IBC, Tuban – Pembangunan  Kilang Tuban diharapkan dapat membawa dampak positif terhadap kesejahteraan masyarakat, khususnya di Kecamatan Jenu Kabupaten Tuban.

Oleh sebab itu, PT Pertamina (Persero) menggelar edukasi dan pelatihan budidaya ikan kepada ratusan nelayan yang tinggal di sekitar lokasi pembangunan Kilang GRR Tuban, yakni Desa Mentoso, Kaliuntu dan Beji.

Pertamina melibatkan LPPM Universitas Airlangga Surabaya dan Universitas PGRI Ronggolawe (UNIROW) Tuban dalam edukasi dan pelatihan tersebut.

Contraction NGRR Tuban, Irfon Wahana Putra, menjelaskan bahwa Pertamina terus berupaya untuk memberikan program-program pemberdayaan yang dapat berpengaruh terhadap tingkat kesejahteraan masyarakat, salah satunya program budidaya kerapu.

Menurutnya, program tersebut cocok diberikan kepada nelayan di sekitar lokasi pembangunan kilang. “Harapannya, setelah ini masyarakat bisa mengaplikasikan ilmunya, sehingga kesejahteraan bisa meningkat,” ujar dia di salah hotel di Tuban, Kamis (12/3/2020).

Irfon menjelaskan, program tersebut tidak hanya akan berhenti pada pelatihan dan edukasi saja.
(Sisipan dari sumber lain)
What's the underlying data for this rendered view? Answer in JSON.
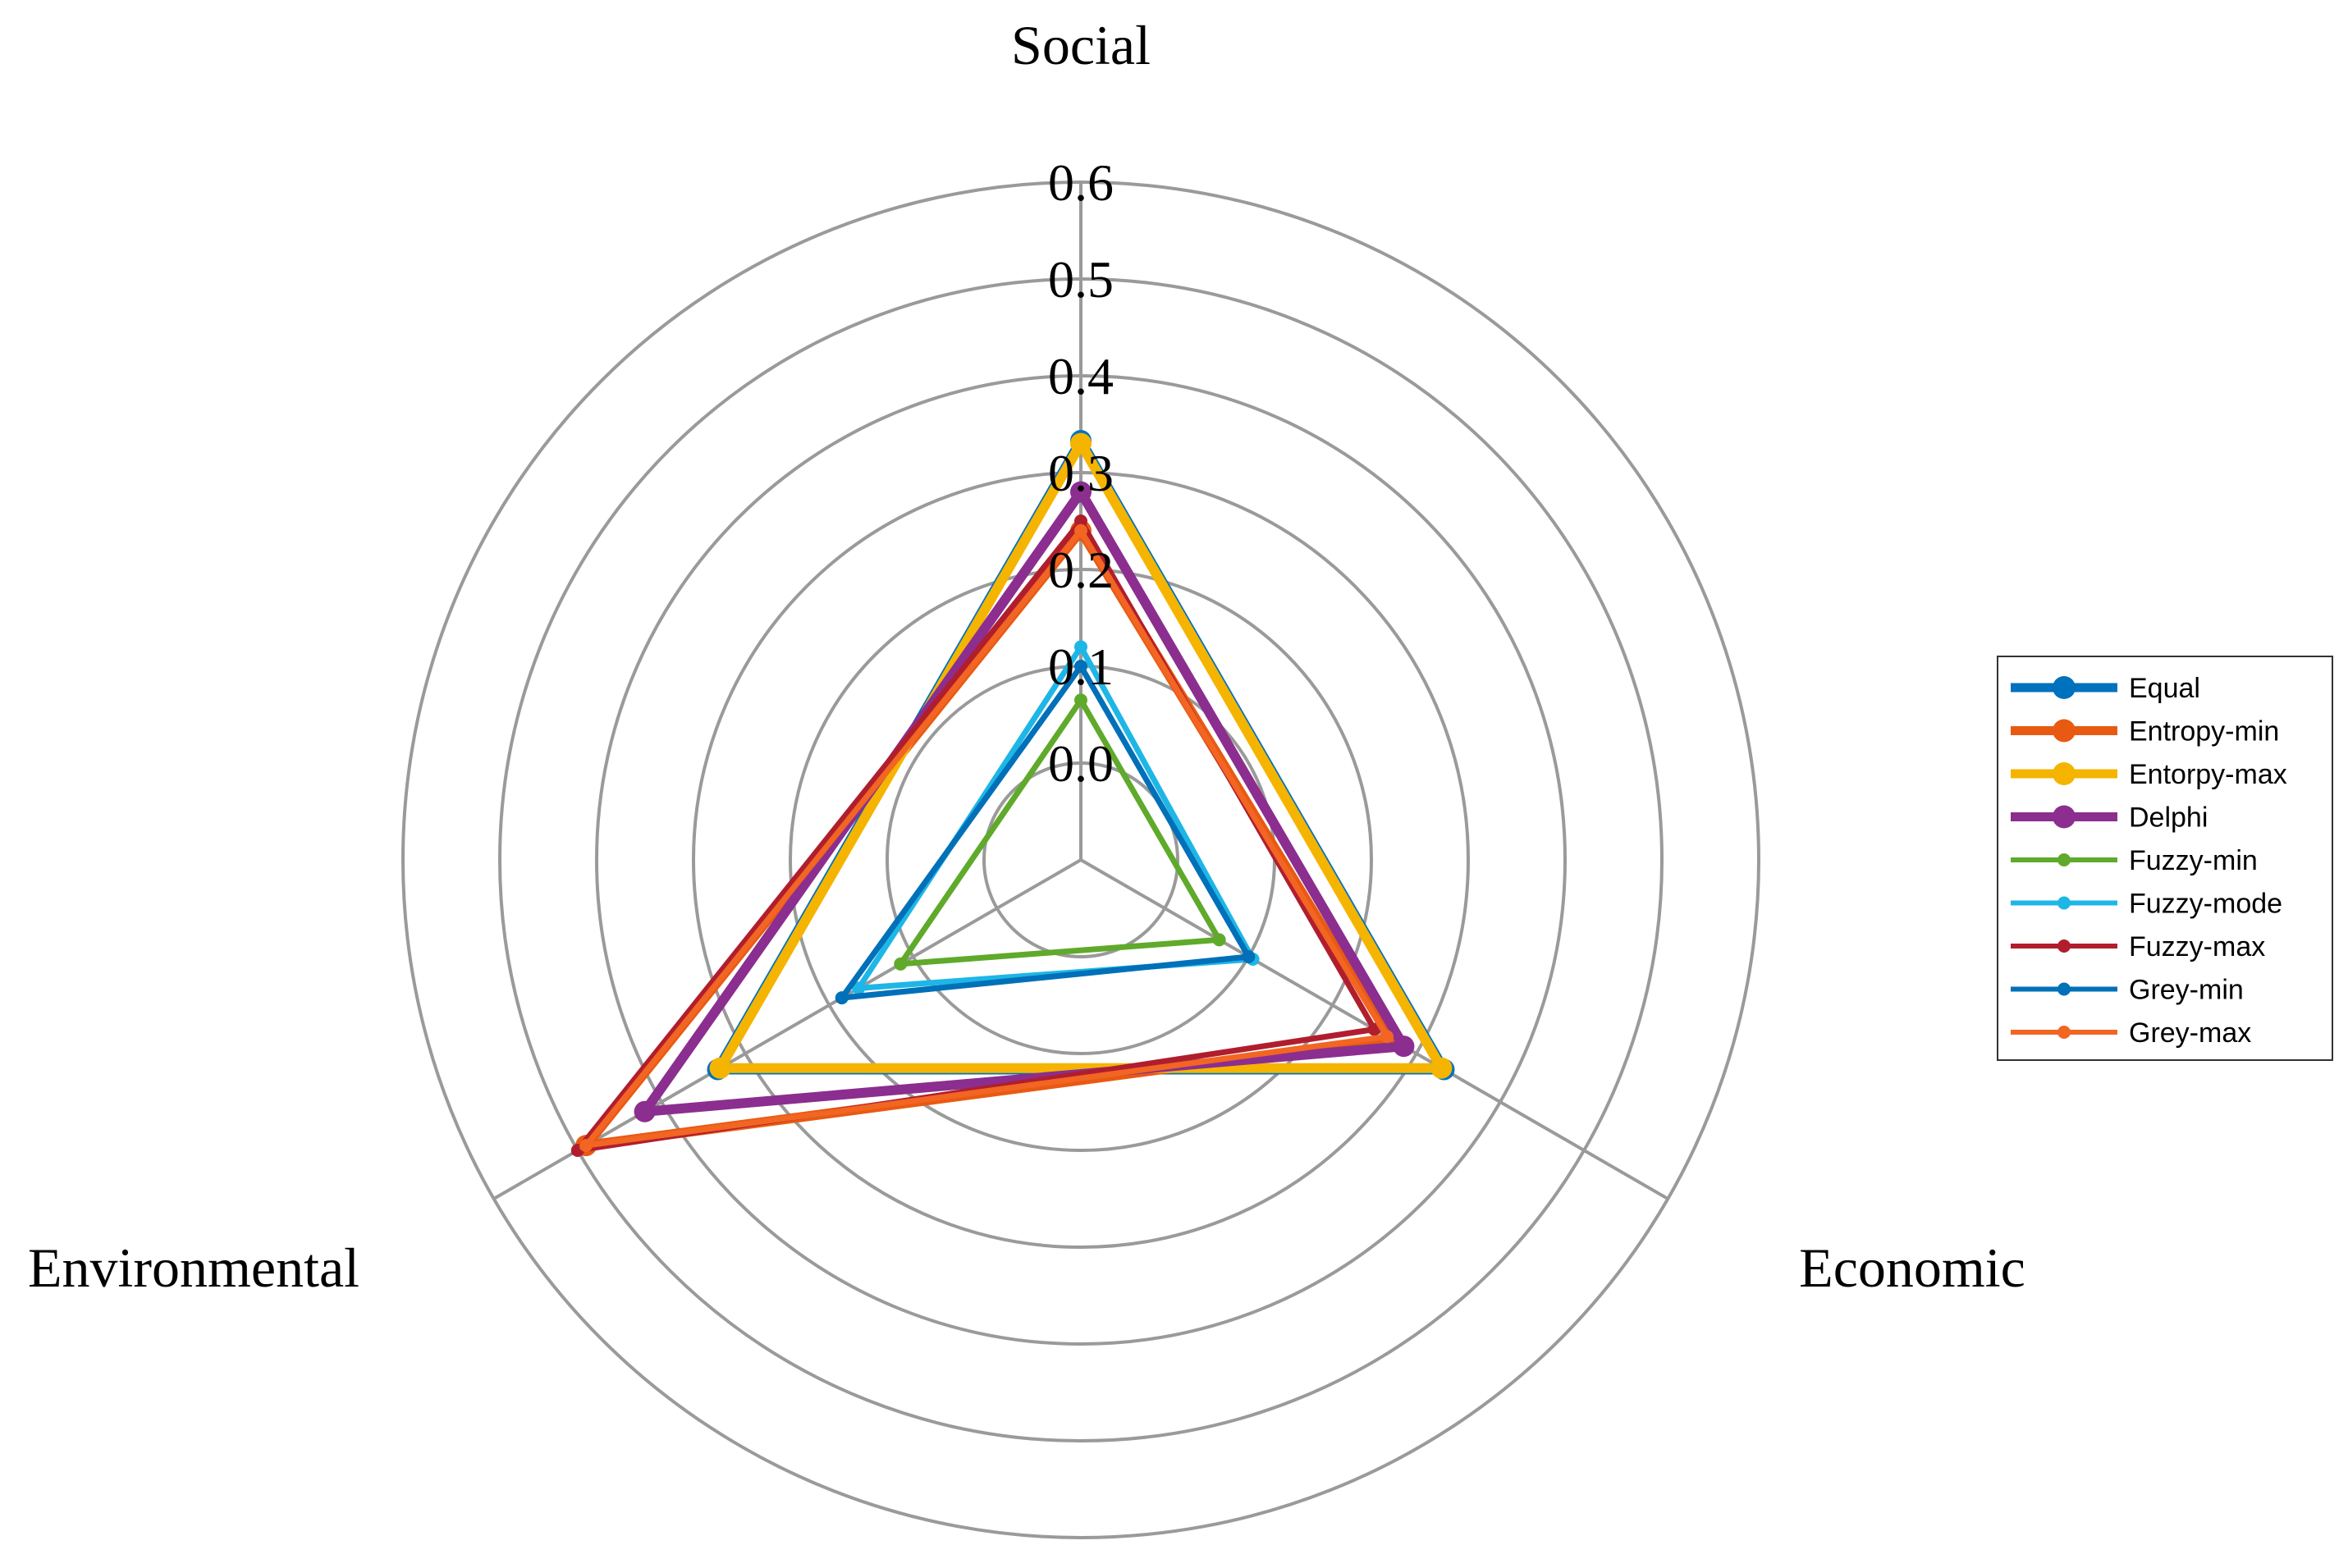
{
  "chart_data": {
    "type": "radar",
    "axes": [
      "Social",
      "Economic",
      "Environmental"
    ],
    "ticks": [
      "0.0",
      "0.1",
      "0.2",
      "0.3",
      "0.4",
      "0.5",
      "0.6"
    ],
    "rlim": [
      -0.1,
      0.6
    ],
    "grid": true,
    "legend_position": "right",
    "series": [
      {
        "name": "Equal",
        "values": [
          0.333,
          0.333,
          0.333
        ],
        "color": "#0072BD",
        "bold": true
      },
      {
        "name": "Entropy-min",
        "values": [
          0.24,
          0.27,
          0.49
        ],
        "color": "#E85A12",
        "bold": true
      },
      {
        "name": "Entorpy-max",
        "values": [
          0.33,
          0.33,
          0.33
        ],
        "color": "#F5B400",
        "bold": true
      },
      {
        "name": "Delphi",
        "values": [
          0.28,
          0.285,
          0.42
        ],
        "color": "#8B2E8F",
        "bold": true
      },
      {
        "name": "Fuzzy-min",
        "values": [
          0.065,
          0.065,
          0.115
        ],
        "color": "#5FAA2A",
        "bold": false
      },
      {
        "name": "Fuzzy-mode",
        "values": [
          0.12,
          0.105,
          0.165
        ],
        "color": "#1EB6E6",
        "bold": false
      },
      {
        "name": "Fuzzy-max",
        "values": [
          0.25,
          0.25,
          0.5
        ],
        "color": "#B01E2E",
        "bold": false
      },
      {
        "name": "Grey-min",
        "values": [
          0.1,
          0.1,
          0.185
        ],
        "color": "#0070B8",
        "bold": false
      },
      {
        "name": "Grey-max",
        "values": [
          0.24,
          0.265,
          0.49
        ],
        "color": "#F26522",
        "bold": false
      }
    ]
  }
}
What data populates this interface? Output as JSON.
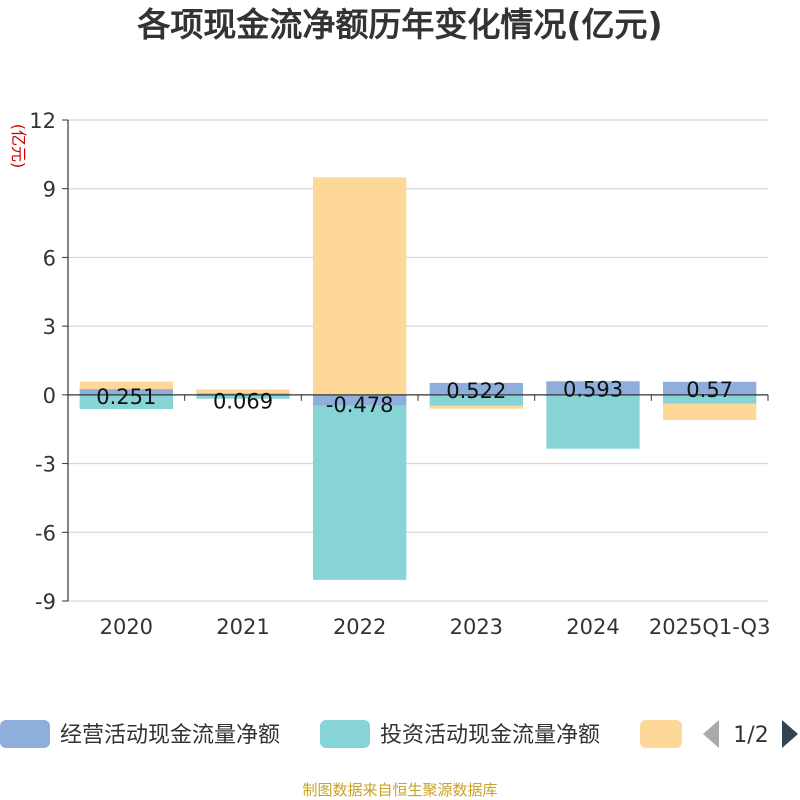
{
  "chart_data": {
    "type": "bar",
    "stacked": true,
    "title": "各项现金流净额历年变化情况(亿元)",
    "ylabel": "(亿元)",
    "xlabel": "",
    "ylim": [
      -9,
      12
    ],
    "yticks": [
      12,
      9,
      6,
      3,
      0,
      -3,
      -6,
      -9
    ],
    "categories": [
      "2020",
      "2021",
      "2022",
      "2023",
      "2024",
      "2025Q1-Q3"
    ],
    "series": [
      {
        "name": "经营活动现金流量净额",
        "color": "#8eaedc",
        "values": [
          0.251,
          0.069,
          -0.478,
          0.522,
          0.593,
          0.57
        ],
        "labels": [
          "0.251",
          "0.069",
          "-0.478",
          "0.522",
          "0.593",
          "0.57"
        ]
      },
      {
        "name": "投资活动现金流量净额",
        "color": "#86d4d6",
        "values": [
          -0.62,
          -0.17,
          -7.6,
          -0.48,
          -2.35,
          -0.38
        ]
      },
      {
        "name": "",
        "color": "#fed898",
        "values": [
          0.33,
          0.17,
          9.5,
          -0.12,
          0.0,
          -0.72
        ]
      }
    ],
    "legend": {
      "position": "bottom",
      "page": "1/2"
    },
    "source": "制图数据来自恒生聚源数据库"
  }
}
Namun, ke depannya akan ada program lanjutan, salah satunya pendampingan program budidaya tersebut.

Ia mengungkapkan, hal itu bertujuan agar nelayan di sekitar lokasi kilang dapat memilih antara menjadi nelayan lepas atau nelayan budidaya.

“Tetap pendampingan ada. Kita juga selalu menyusun program agar bagaimana tidak hanya nelayan yang sejahtera, tapi warga lain di 5 desa ring satu GRR semua sejahtera,” tandasnya.

Sementara itu, Camat Jenu, Moh. Maftuchin Riza, menyampaikan rasa terima kasih atas pelaksanaan program CSR berupa pemberdayaan nelayan ini.

Ia menilai, selain warga yang lahannya terdampak, masyarakat yang tidak memiliki lahan di sekitar lokasi kilang juga berhak untuk menerima program CSR dari PT Pertamina.

“Selain warga yang lahannya terdampak, tentu ada juga warga lain, salah satunya nelayan yang juga berhak CSR,” imbuhnya.

Riza mengatakan, program budidaya ikan kerapu tidak menghilangkan profesi nelayan. Bahkan, lanjut dia, nelayan dapat mengembangkan potensi yang dimilikinya selain melaut.

“Dari program ini kita tidak menghilangkan nelayan, tapi malah memberdayakan semaksimal mungkin nelayan kita. Kebetulan budidaya kerapu di Bancar (Tuban) hasilnya lumayan dan berhasil. Itu bisa dicontoh,” tutupnya.